Analizzando i risultati territoriali dei primi nove mesi, le consegne in Germania sono diminuite del 16%, in Cina si è registrato un crollo del 26%, mentre in Europa, escluse le consegne tedesche, la riduzione è stata del 4%. In controtendenza, il mercato nordamericano ha visto una crescita del 5%, mentre i mercati esteri e emergenti hanno raggiunto un record di 45.090 unità consegnate, in aumento del 3%.
Questa dinamica negativa interessa in modo trasversale il settore tedesco. Infatti, durante la settimana anche Mercedes-Benz e BMW hanno riconosciuto le difficoltà incontrate nel mercato cinese, tanto che quest’ultima ha dovuto rivedere al ribasso le proprie previsioni annuali. Le cause principali sono riconducibili a una guerra dei prezzi, a un contesto economico debole, a una politica creditizia più rigorosa e alle conseguenze della crisi immobiliare in atto.

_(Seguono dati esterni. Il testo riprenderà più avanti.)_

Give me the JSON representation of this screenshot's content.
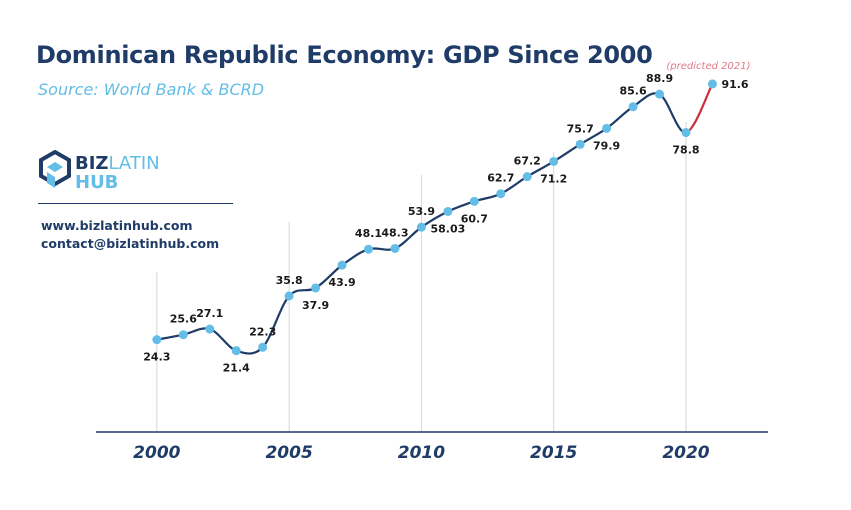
{
  "header": {
    "title": "Dominican Republic Economy: GDP Since 2000",
    "subtitle": "Source: World Bank & BCRD"
  },
  "brand": {
    "logo_top": "BIZ",
    "logo_top_accent": "LATIN",
    "logo_bottom": "HUB",
    "website": "www.bizlatinhub.com",
    "email": "contact@bizlatinhub.com"
  },
  "colors": {
    "navy": "#1f3c68",
    "point": "#63bde6",
    "predicted": "#c8303f",
    "predicted_label": "#e07a88",
    "gridline": "#d6d6d6"
  },
  "chart_data": {
    "type": "line",
    "x": [
      2000,
      2001,
      2002,
      2003,
      2004,
      2005,
      2006,
      2007,
      2008,
      2009,
      2010,
      2011,
      2012,
      2013,
      2014,
      2015,
      2016,
      2017,
      2018,
      2019,
      2020,
      2021
    ],
    "values": [
      24.3,
      25.6,
      27.1,
      21.4,
      22.3,
      35.8,
      37.9,
      43.9,
      48.1,
      48.3,
      53.9,
      58.03,
      60.7,
      62.7,
      67.2,
      71.2,
      75.7,
      79.9,
      85.6,
      88.9,
      78.8,
      91.6
    ],
    "labels": [
      "24.3",
      "25.6",
      "27.1",
      "21.4",
      "22.3",
      "35.8",
      "37.9",
      "43.9",
      "48.1",
      "48.3",
      "53.9",
      "58.03",
      "60.7",
      "62.7",
      "67.2",
      "71.2",
      "75.7",
      "79.9",
      "85.6",
      "88.9",
      "78.8",
      "91.6"
    ],
    "label_position": [
      "below",
      "above",
      "above",
      "below",
      "above",
      "above",
      "below",
      "below",
      "above",
      "above",
      "above",
      "below",
      "below",
      "above",
      "above",
      "below",
      "above",
      "below",
      "above",
      "above",
      "below",
      "right"
    ],
    "x_ticks": [
      2000,
      2005,
      2010,
      2015,
      2020
    ],
    "x_tick_labels": [
      "2000",
      "2005",
      "2010",
      "2015",
      "2020"
    ],
    "predicted_from_x": 2020,
    "predicted_note": "(predicted 2021)",
    "xlim": [
      1997.7,
      2023.1
    ],
    "ylim": [
      0,
      100
    ],
    "grid": "vertical at x ticks",
    "legend": "none"
  }
}
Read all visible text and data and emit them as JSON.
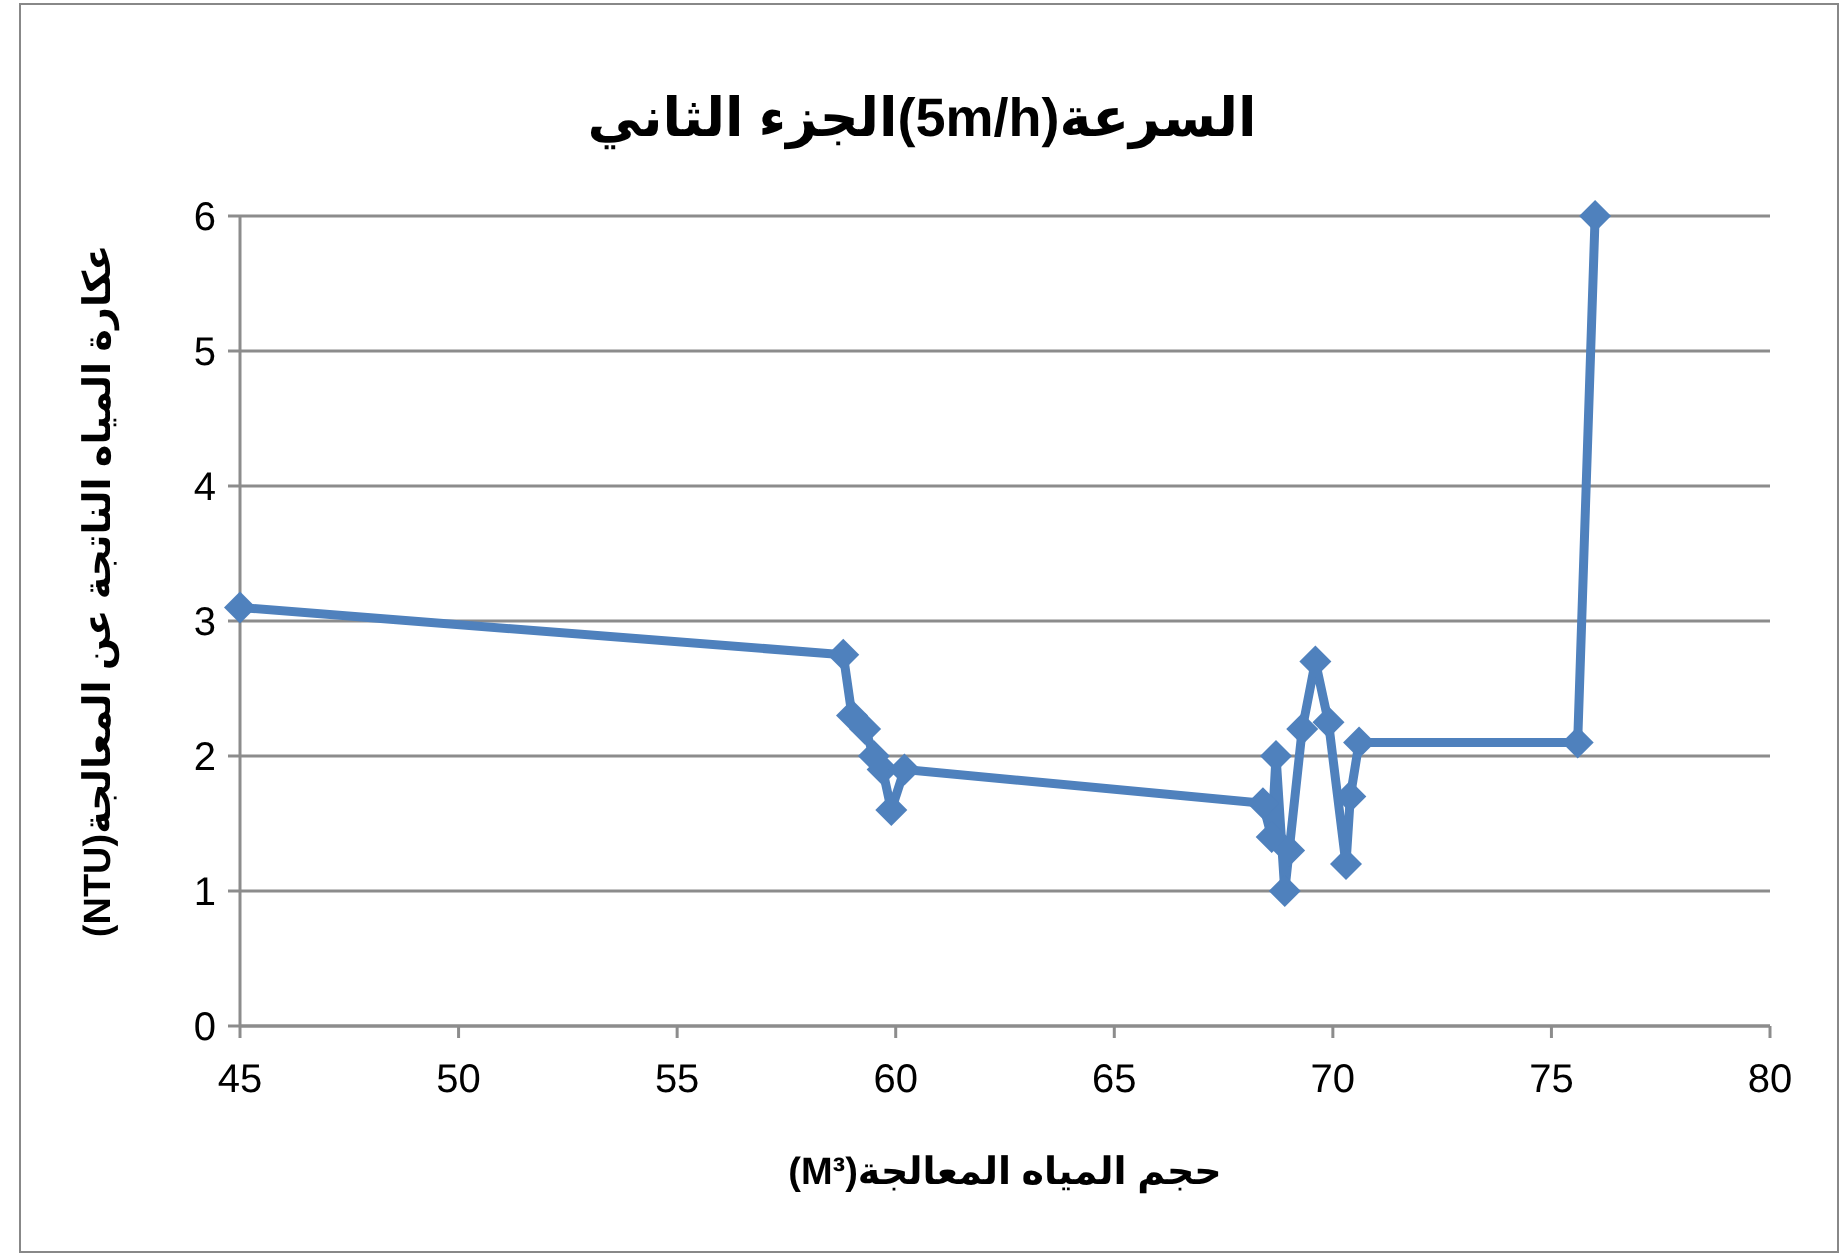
{
  "chart_data": {
    "type": "line",
    "title": "السرعة(5m/h)الجزء الثاني",
    "xlabel": "حجم المياه المعالجة(M³)",
    "ylabel": "عكارة المياه الناتجة عن المعالجة(NTU)",
    "xlim": [
      45,
      80
    ],
    "xticks": [
      45,
      50,
      55,
      60,
      65,
      70,
      75,
      80
    ],
    "ylim": [
      0,
      6
    ],
    "yticks": [
      0,
      1,
      2,
      3,
      4,
      5,
      6
    ],
    "grid": "y",
    "marker": "diamond",
    "line_style": "solid",
    "series": [
      {
        "color": "#4f81bd",
        "x": [
          45,
          58.8,
          59.0,
          59.3,
          59.5,
          59.7,
          59.9,
          60.2,
          68.4,
          68.6,
          68.7,
          68.9,
          69.0,
          69.3,
          69.6,
          69.9,
          70.3,
          70.4,
          70.6,
          75.6,
          76.0
        ],
        "values": [
          3.1,
          2.75,
          2.3,
          2.2,
          2.0,
          1.9,
          1.6,
          1.9,
          1.65,
          1.4,
          2.0,
          1.0,
          1.3,
          2.2,
          2.7,
          2.25,
          1.2,
          1.7,
          2.1,
          2.1,
          6
        ]
      }
    ]
  }
}
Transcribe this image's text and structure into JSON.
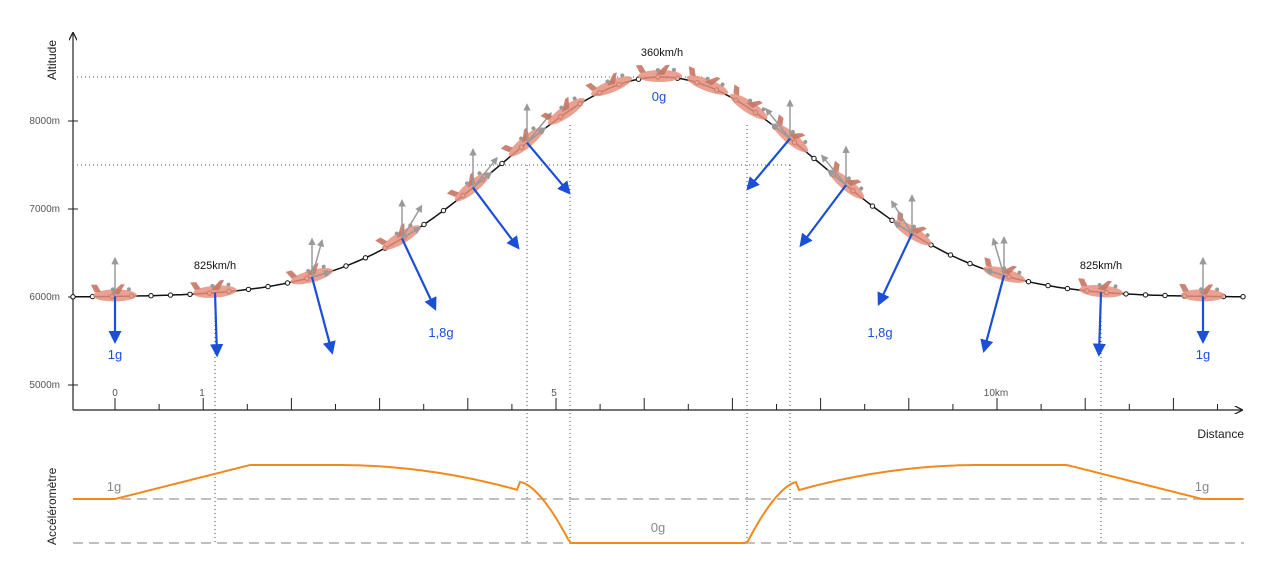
{
  "diagram": {
    "y_axis_title": "Altitude",
    "x_axis_title": "Distance",
    "accel_axis_title": "Accéléromètre",
    "altitude_ticks": [
      "8000m",
      "7000m",
      "6000m",
      "5000m"
    ],
    "distance_ticks": [
      "0",
      "1",
      "5",
      "10km"
    ],
    "speed_labels": {
      "left": "825km/h",
      "top": "360km/h",
      "right": "825km/h"
    },
    "g_labels": {
      "far_left": "1g",
      "mid_left": "1,8g",
      "top": "0g",
      "mid_right": "1,8g",
      "far_right": "1g"
    },
    "accel_labels": {
      "one_g_left": "1g",
      "one_g_right": "1g",
      "zero_g": "0g"
    },
    "colors": {
      "trajectory": "#111111",
      "force_arrow": "#1a4fd6",
      "component_arrow": "#9a9a9a",
      "accel_curve": "#f08a1c",
      "reference_dashed": "#aaaaaa",
      "aircraft": "#e8907e",
      "guide_dotted": "#444444"
    }
  }
}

Per Porsche, le problematiche legate al mercato cinese si sommano a una fase complessa di ristrutturazione industriale e di governance. Dopo la sua quotazione il 29 settembre 2022, il titolo è stato escluso dall’indice Dax nella revisione di settembre, un chiaro segnale di un indebolimento della capitalizzazione e della flottazione dell’azienda.
Il 2025 si preannuncia quindi come un anno delicato per Porsche, segnato da molteplici previsioni di revisione al ribasso degli utili (profit warning), che riflettono le difficoltà attuali nel contesto globale e soprattutto nella gestione strategica del suo posizionamento industriale internazionale.